The water beats down, washing away the last traces of tonight’s violence. But something remains—a tenderness I rarely allow myself to feel, even with Ace.
“When she looked at Henderson,” Ace says, “I saw us. Fifteen years old, standing over Seventeen’s body.”
I nod, though he can’t see me. “Taking back what was stolen.”
I finish cleaning his back, my fingers tracing a path down his spine that reminds me we’re still two broken boys who learned to kill before we learned to live. The touch isn’t sexual—it’s deeper than that.
“We found her for the Hunt,” I say, dropping the washcloth to the floor. “But I think she found us for this.”
Silence falls between us as we finish washing away the last traces of violence. I step out of the shower first, grab one of the thin motel towels, and toss another to Ace. Water drips onto the cracked linoleum as we dry ourselves.
“She changed everything,” I say quietly, wrapping the towel around my waist.
Ace nods, his expression unusually vulnerable in the harsh bathroom light. “I didn’t expect this.”
“What?”
“To feel this way about her.” He runs a hand through his wet hair. “The Hunt was supposed to be like all the others—take what we want and walk away when we’re done.”
I lean against the sink, crossing my arms over my chest. “We’ve still got eleven months left on the contract.”
Ace’s eyes meet mine, and I see in them the same unsettling truth I’ve been avoiding. “You know that’s not going to be enough.”
A knot forms in my throat. We’ve never kept anyone before. Women and men have always been temporary diversions, interchangeable bodies to satisfy our needs before we discard them. But Keira...
“I don’t want to let her go,” I admit. “Not after a year. Not ever.”

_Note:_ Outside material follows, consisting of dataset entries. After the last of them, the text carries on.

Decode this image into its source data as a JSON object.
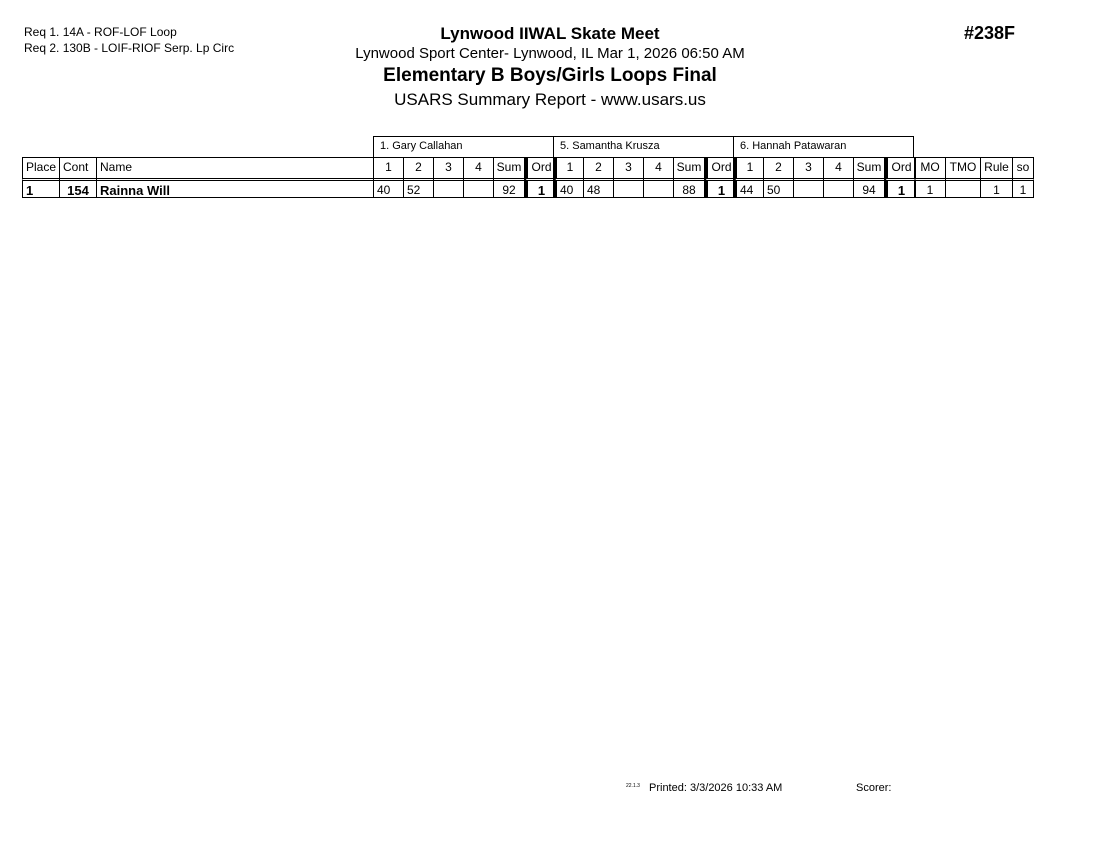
{
  "requirements": [
    "Req  1.  14A - ROF-LOF Loop",
    "Req  2.  130B - LOIF-RIOF Serp. Lp Circ"
  ],
  "header": {
    "title": "Lynwood IIWAL Skate Meet",
    "venue": "Lynwood Sport Center- Lynwood, IL  Mar 1, 2026  06:50 AM",
    "event": "Elementary B Boys/Girls Loops Final",
    "report": "USARS Summary Report - www.usars.us",
    "event_number": "#238F"
  },
  "table": {
    "judges": [
      "1.  Gary  Callahan",
      "5.  Samantha Krusza",
      "6.  Hannah  Patawaran"
    ],
    "left_headers": [
      "Place",
      "Cont",
      "Name"
    ],
    "judge_headers": [
      "1",
      "2",
      "3",
      "4",
      "Sum",
      "Ord"
    ],
    "right_headers": [
      "MO",
      "TMO",
      "Rule",
      "so"
    ],
    "rows": [
      {
        "place": "1",
        "cont": "154",
        "name": "Rainna Will",
        "judges": [
          [
            "40",
            "52",
            "",
            "",
            "92",
            "1"
          ],
          [
            "40",
            "48",
            "",
            "",
            "88",
            "1"
          ],
          [
            "44",
            "50",
            "",
            "",
            "94",
            "1"
          ]
        ],
        "mo": "1",
        "tmo": "",
        "rule": "1",
        "so": "1"
      }
    ]
  },
  "footer": {
    "version": "22.1.3",
    "printed": "Printed:  3/3/2026  10:33 AM",
    "scorer": "Scorer:"
  }
}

“She fits with us,” Ace says. My twin has always been the ice-cold one, the calculated half of our whole. Seeing him acknowledge this weakness feels momentous. “Like she was made for us.”
“You think she’d stay? After the contract ends?”
Ace’s gaze slides to the door, beyond which Keira sleeps. “I think we need to make sure she has no reason to leave.”
I nod, understanding flowing between us without words. We’ve shared everything our entire lives—beds, blood, kills, women. But we’ve never shared this strange, possessive need to keep someone.
“We offer,” I suggest. “After what happened with Henderson...”
“It’s more than that,” Ace interrupts. “And you know it.”
I do know it. What we feel for Keira transcended lust not long after the Hunt ended. It’s something neither of us has a name for, something we were never taught to recognize or express.